A year ago, it seemed like such a wonderful idea. We were all agog at the supposed potential of business-to-business Internet portals - and Fyffes, as a major player in the fresh produce industry, seemed to be in the perfect position to exploit this golden opportunity.
Since then, it has been disaster upon disaster for Fyffes. The credibility of the McCann family, members of which occupy the top three positions in the organisation, is coming under serious scrutiny.
Certainly it wasn't Fyffes' fault that the whole dot.com business went pear-shaped but it is arguable that the company became just a little bit arrogant when it came to dealing with the venture capitalists who were supposed to bankroll the development of the worldoffruit.com portal.
Fyffes felt that the venture capitalists wanted too much for too little and decided to fund the operation until such time as it could go ahead with a Nasdaq flotation.
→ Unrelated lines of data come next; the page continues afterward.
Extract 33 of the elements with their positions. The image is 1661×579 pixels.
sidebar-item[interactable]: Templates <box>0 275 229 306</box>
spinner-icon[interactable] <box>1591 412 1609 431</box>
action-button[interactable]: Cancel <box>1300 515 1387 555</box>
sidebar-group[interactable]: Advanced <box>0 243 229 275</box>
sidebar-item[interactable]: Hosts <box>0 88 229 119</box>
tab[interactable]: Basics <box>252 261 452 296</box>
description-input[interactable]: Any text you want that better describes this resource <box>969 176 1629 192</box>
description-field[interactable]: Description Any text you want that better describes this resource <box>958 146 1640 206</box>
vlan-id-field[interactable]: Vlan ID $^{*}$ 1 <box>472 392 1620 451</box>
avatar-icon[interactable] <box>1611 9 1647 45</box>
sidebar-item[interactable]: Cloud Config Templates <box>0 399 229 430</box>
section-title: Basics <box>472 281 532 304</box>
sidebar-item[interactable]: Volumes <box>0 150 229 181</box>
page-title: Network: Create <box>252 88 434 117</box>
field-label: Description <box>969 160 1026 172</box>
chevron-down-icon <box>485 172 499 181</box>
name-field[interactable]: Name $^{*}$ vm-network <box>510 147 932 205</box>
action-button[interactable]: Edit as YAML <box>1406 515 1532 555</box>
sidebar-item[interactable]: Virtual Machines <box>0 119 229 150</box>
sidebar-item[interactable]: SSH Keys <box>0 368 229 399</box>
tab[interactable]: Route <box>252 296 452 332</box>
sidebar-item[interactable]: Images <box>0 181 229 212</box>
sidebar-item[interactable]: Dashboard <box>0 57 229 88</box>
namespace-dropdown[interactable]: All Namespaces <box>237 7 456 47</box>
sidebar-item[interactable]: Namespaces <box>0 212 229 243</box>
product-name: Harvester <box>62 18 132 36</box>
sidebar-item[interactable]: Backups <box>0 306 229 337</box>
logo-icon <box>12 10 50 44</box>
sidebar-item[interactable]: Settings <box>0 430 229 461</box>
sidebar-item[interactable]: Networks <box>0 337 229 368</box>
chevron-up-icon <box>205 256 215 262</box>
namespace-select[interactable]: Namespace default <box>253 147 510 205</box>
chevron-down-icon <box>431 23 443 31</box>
Unfortunately, when the dot.coms imploded, Fyffes found itself in the position that Nasdaq investors didn't want to touch worldoffruit.com and venture capitalists didn't feel like taking a second look.
The site might have achieved its trading targets for the year, but the harsh fact is that the 200 registered users of the portal got in for free and most of the trade was between companies within the Fyffes group. Profits warnings and the sour taste left by the windfall profits earned by DCC at the expense of the unsuspecting institutions that bought DCC's stake in Fyffes have also conspired to leave Fyffes friendless in the market.
It's an indication of how highly Fyffes shares are valued that the McCann family can buy eight million shares at €1.00 (£0.79) or less, one-quarter of their value last March.